One phrase, ‘raked his/her hand through his/her hair.’ Very, very, very overused. ‘Shrugged.’ ‘Arched brow,’ and my grammar nazi commented on this to the point she said she’d razor off everyone’s brows, including mine…
‘Alright,’ or All right.’ Mercy me, everyone in some manuscripts use this for every character. Fer cryin’ out loud. I have a friend with some odd habits and speech and he uses all right very, very, very, very, very often. So, when I read these, all I hear is his weird voice. Another? Okay. ?!?!?!? Or I SAID THIS!!!!!!!
I’ve moved into ProWriting Aid which is brutal. Unfortunately, it is so brutal some of my sentences have become very, very, very, very, very short and choppy. Distracting even to me.
Not all helping verbs or adjectives are ‘illegal,’ only the echoes and too many. With a protag owning a doughnut shop, have you any idea how many doughnut anything can show up? ProWriting Aid points those out.
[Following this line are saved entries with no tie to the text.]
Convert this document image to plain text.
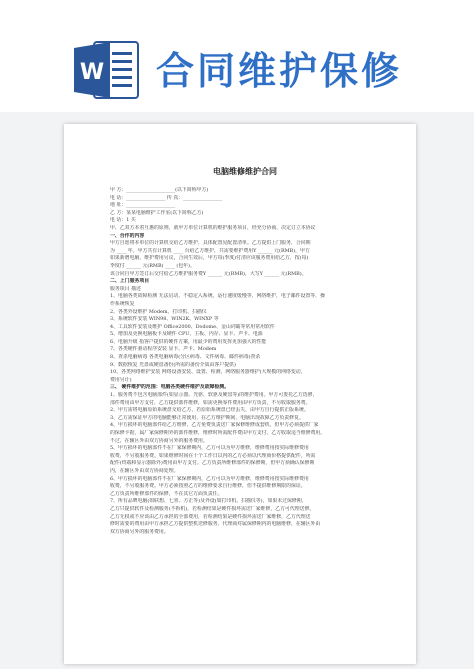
W 合同维护保修
电脑维修维护合同
甲 方：____________________(以下简称甲方)
电 话：________________ 传 真：________________
地 址：____________________
乙 方：某某电脑维护工作室(以下简称乙方)
电 话：1 买
甲、乙双方本着互惠的原则，就甲方单位计算机的维护服务项目，经充分协商，决定订立本协议
一、合作的内容
甲方自愿将本单位的计算机交给乙方维护，具体配置见配置清单。乙方提供上门服务，合同期
为 ____ 年。甲方共有计算机 ____ 台给乙方维护，共需要维护费用Y ______ 元(RMB)，甲方
如果新增电脑，维护费用另议，合同生效后，甲方每(季度)付清应该服务费用给乙方，按(每)
季度付 ______ 元(RMB) ____ (包年)。
该合同自甲方签订后交付给乙方维护服务费Y ______ 元(RMB)，大写Y ______ 元(RMB)。
二、上门服务项目
服务项目 描述
1、电脑各类故障检测 无法启动，不稳定入系统，运行速度缓慢等，网络维护，电子邮件设置等，操
作系统恢复
2、各类外设维护 Modem、打印机、扫描仪
3、系统软件安装 WIN98、WIN2K、WINXP 等
4、工具软件安装及维护 Office2000、Dodome、金山词霸等常用常用软件
5、增加及更换电脑板卡及硬件 CPU、主板、内存、显卡、声卡、电源
6、电脑升级 指客户提供的硬件方案，用最少的费用发挥更加强大的性能
7、各类硬件驱动程序安装 显卡、声卡、Modem
8、查杀电脑病毒 各类电脑病毒(分区病毒、文件病毒、邮件病毒)查杀
9、数据恢复 光盘或硬盘备份(所需的备份介质由客户提供)
10、各类网络维护安装 网络设备安装、设置、检测，网络服务器维护(大规模的网络变动，
费用另计)
三、 硬件维护的范围：电脑各类硬件维护及故障检测。
1、服务费不包含电脑部件(如显示器、光驱、软驱及硬盘等)的维护费用。甲方可委托乙方选修，
部件费用由甲方支付，乙方提供部件维修，如需更换零件费用由甲方负责，不另收取服务费。
2、甲方需将电脑原始系统盘交给乙方，若原始系统盘已经丢失，由甲方自行提供正版系统。
3、乙方需保证甲方的电脑能够正常使用，在乙方维护期间，电脑出现故障乙方负责修复。
4、甲方损坏的电脑部件给乙方维修，乙方免费负责送厂家保修维修成套机，但甲方必须提供厂家
的保修卡据，属厂家保修期外的部件维修，维修时所需配件费由甲方支付，乙方收取适当维修费用。
不过，在辅区外由双方协商另外的服务费用。
5、甲方损坏的电脑部件不在厂家保修期内，乙方可以为甲方维修，维修费用按实际维修费用
收费，不另收服务费。如果维修时间在十个工作日以内的乙方必须以代理商价格提供配件，所需
配件(终端和显示器除外)费用由甲方支付。乙方负责所维修部件的保修期，但甲方须确认保修期
内，在辅区外由双方协商处理。
6、甲方损坏的电脑部件不在厂家保修期内，乙方可以为甲方维修，维修费用按实际维修费用
收费，不另收服务费。甲方必须按照乙方的维修要求自行维修，但不提供维修期限的保证。
乙方负责所维修部件的保修，不在其它方面负责任。
7、所有品牌电脑(如联想、七喜、方正等)及外设(如打印机、扫描仪等)，如果未过保修期，
乙方只提供软件及检测服务(不拆机)，若检测结果是硬件损坏需送厂家维修，乙方可代理送修。
乙方无权或不应该由乙方承担的全部费用，若检测结果是硬件损坏需送厂家维修，乙方代理送
修时需要的费用由甲方承担乙方提供整机送修服务，代理商对属保修期内的电脑维修，在辅区外由
双方协商另外的服务费用。
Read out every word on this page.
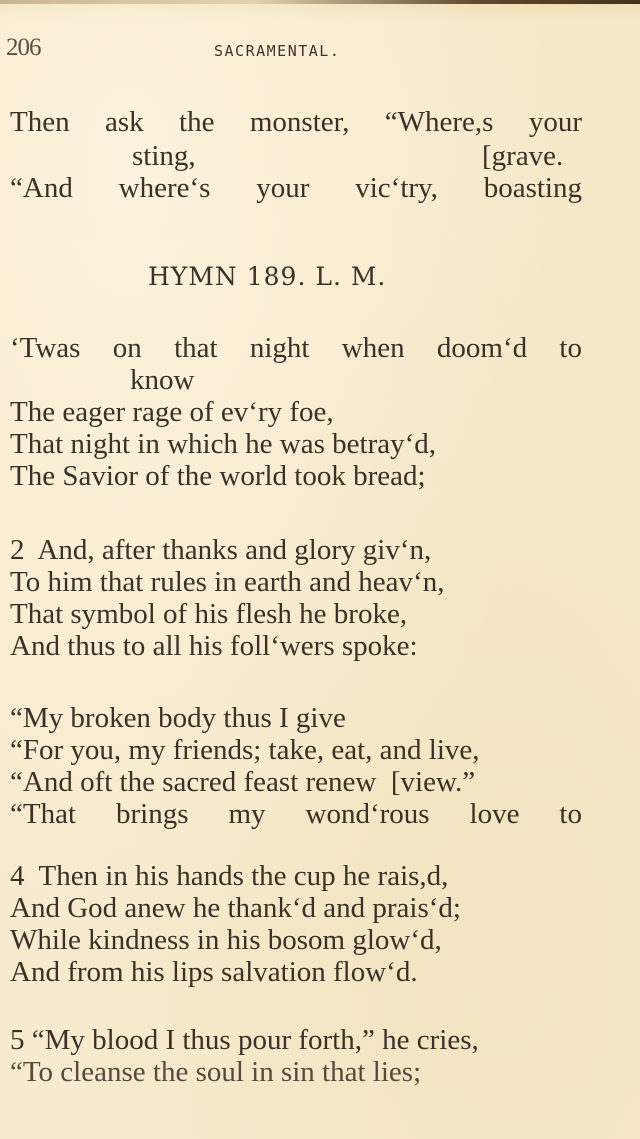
206	SACRAMENTAL.
Then ask the monster, “Where,s your
sting,	[grave.
“And where‘s your vic‘try, boasting
HYMN 189. L. M.
‘Twas on that night when doom‘d to
know
The eager rage of ev‘ry foe,
That night in which he was betray‘d,
The Savior of the world took bread;
2  And, after thanks and glory giv‘n,
To him that rules in earth and heav‘n,
That symbol of his flesh he broke,
And thus to all his foll‘wers spoke:
“My broken body thus I give
“For you, my friends; take, eat, and live,
“And oft the sacred feast renew  [view.”
“That brings my wond‘rous love to
4  Then in his hands the cup he rais,d,
And God anew he thank‘d and prais‘d;
While kindness in his bosom glow‘d,
And from his lips salvation flow‘d.
5 “My blood I thus pour forth,” he cries,
“To cleanse the soul in sin that lies;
Beside PWA, I made a list of overused words. Unneeded stuffing of phrases, and squish it down, put it next to my Word doc and go through each one via the ‘find’ drop down on Word. Just about to give the WordCounter a whirl.
I suggest PWA, so many sections to it, it can be slow-going, but very, very, very, very good. Well worth the $65 bucks!!!!!!!!!!!
Bryan Mitchell
I just tried ProWriting Aid. The free version. Opens a whole new can of worms.
Maco Stewart
It does (open up for your view the existing can o’ worms). What I had to remind myself is that PWA is a robot–it cannot have the last say over your work. As you use it, you will internalize much of what it has to teach. When your language begins to become stilted because of all the “fixes,” it’s time to exercise your author role and choose what to accept as a suggestion and what to let live as part of the music of your story. PWA has, in my experience, a tin ear.
claire o'sullivan
Exactly. I have turned down a lot of fixes that I call suggestions. Stilted language can destroy a manuscript. PWA is robotic, indeed though I find a lot of great suggestions along the way. It’s picking and choosing what needs to be followed or not.
claire o'sullivan
That it does!
Bryan Mitchell
I’ve ignored a few fixes (suggestions) but the tool is proving to be useful. It’s picked up a few mistakes I missed already. As you mentioned, I’ll have the final say. Once I read my manuscript again I’ll smooth out any wrinkles remaining. Thanks guys!